1st Samuel 3:1 says, "the word of the Lord was rare in those days." I'm afraid we've let the voice of God become too rare a thing in our lives, as well.

The question for us to ponder is not, "Why isn't God speaking?" The question is,
"Why am I not hearing?"

If you want to hear God better, He tells you how: "Faith comes by hearing, and hearing by the Word of God" (Romans 10:17). Hearing God begins with the Bible. If you are not reading it, you are decreasing your chances of hearing or recognizing God's voice.

Back to the scorpion dream. I tried to crush the scorpion with my heel, but the children were in the way. God's Son, Jesus, put Himself between the heel of God's judgment and the scorpion of man's sin. God has taken the eternal sting out of sin's tail, but He still doesn't want us playing with them.

Though the screaming child woke me up before I could see the reaction of the other babies, I would imagine none of them reached for the scorpion after hearing and seeing the pain it caused their fellow infant. So why would I want to play with that which caused Jesus so much pain? Why would you?

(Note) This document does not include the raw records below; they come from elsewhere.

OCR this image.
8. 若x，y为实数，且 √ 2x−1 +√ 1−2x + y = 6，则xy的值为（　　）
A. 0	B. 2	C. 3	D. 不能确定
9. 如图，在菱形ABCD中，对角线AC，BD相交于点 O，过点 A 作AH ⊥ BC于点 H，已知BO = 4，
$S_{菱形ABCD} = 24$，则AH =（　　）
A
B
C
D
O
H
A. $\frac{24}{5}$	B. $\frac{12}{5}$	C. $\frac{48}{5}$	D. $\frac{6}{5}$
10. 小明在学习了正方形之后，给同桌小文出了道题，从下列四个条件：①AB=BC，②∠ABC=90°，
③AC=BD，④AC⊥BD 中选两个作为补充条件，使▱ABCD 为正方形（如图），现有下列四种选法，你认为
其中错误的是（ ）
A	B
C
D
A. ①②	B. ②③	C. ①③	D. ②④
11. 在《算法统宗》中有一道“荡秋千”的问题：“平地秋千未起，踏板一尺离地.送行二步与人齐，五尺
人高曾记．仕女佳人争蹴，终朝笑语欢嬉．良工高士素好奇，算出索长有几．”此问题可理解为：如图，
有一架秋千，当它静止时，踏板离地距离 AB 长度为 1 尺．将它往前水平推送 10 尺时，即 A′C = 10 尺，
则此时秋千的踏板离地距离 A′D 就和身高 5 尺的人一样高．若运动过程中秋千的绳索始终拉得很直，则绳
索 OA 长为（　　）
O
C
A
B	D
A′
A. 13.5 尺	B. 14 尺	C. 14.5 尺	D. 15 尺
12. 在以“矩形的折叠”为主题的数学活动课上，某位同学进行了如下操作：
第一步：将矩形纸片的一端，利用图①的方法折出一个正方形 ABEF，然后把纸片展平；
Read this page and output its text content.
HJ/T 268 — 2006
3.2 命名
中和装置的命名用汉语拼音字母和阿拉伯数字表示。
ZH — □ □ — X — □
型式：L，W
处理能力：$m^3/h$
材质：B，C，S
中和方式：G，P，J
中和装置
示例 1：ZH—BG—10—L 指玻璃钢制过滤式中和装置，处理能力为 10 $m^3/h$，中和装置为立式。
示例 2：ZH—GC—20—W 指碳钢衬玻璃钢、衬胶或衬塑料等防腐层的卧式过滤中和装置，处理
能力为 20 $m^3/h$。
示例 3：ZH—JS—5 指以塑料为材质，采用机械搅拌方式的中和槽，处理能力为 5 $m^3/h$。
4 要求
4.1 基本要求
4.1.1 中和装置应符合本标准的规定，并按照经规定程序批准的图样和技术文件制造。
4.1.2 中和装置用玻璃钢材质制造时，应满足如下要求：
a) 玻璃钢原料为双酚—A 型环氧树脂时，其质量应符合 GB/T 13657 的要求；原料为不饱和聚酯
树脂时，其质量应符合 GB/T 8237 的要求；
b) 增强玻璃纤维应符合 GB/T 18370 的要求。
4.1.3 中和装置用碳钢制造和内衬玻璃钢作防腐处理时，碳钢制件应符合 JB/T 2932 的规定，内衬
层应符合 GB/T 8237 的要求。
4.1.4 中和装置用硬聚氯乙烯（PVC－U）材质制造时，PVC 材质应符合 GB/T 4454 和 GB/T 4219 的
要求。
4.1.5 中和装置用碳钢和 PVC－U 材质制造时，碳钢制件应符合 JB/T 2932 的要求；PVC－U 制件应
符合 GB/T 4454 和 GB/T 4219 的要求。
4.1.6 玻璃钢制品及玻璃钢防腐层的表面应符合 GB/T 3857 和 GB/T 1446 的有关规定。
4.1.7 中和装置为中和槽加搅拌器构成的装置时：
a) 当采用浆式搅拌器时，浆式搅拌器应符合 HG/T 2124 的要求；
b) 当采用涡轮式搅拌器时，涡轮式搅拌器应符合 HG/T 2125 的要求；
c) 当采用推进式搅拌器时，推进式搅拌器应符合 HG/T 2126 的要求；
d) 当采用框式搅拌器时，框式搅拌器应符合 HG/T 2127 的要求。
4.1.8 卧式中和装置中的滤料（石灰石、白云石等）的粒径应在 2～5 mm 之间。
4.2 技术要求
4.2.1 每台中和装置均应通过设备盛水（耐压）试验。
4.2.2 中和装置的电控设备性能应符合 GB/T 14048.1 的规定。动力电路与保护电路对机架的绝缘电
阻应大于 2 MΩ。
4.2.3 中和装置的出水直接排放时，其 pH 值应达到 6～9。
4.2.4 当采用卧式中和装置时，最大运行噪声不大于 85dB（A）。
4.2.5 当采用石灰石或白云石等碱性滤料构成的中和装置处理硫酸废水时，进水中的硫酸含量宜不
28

"Speak Lord, for your servant hears" (1st Samuel 3:9).
Perry Crisp

3 comments:

Me said...

Hi, Perry: As a new blogger and blog reader, I really enjoyed this post. I have been struggling with making my prayer time my first priority in the morning. I am one of God's impatient children, so I really have a hard time with that "Be Still" part - LOL! Thanks for the reminder to listen for His voice!

Kate said...

Hey Perry - I found you on Marrielle's site - it's good to find a fellow dreamer. I'm actually debating whether or not I should add a prophetic dream interpretation section to my blog. I don't know, I'll have to continue praying and mulling over it. But I like your site.

Jan Kerr said...

Hey Bro. Perry

I enjoyed your stories. We met when you came to LFBC to preach a few months back. I am that crazy woman.

I would like to have your permission to relate some of your stories to my SS class?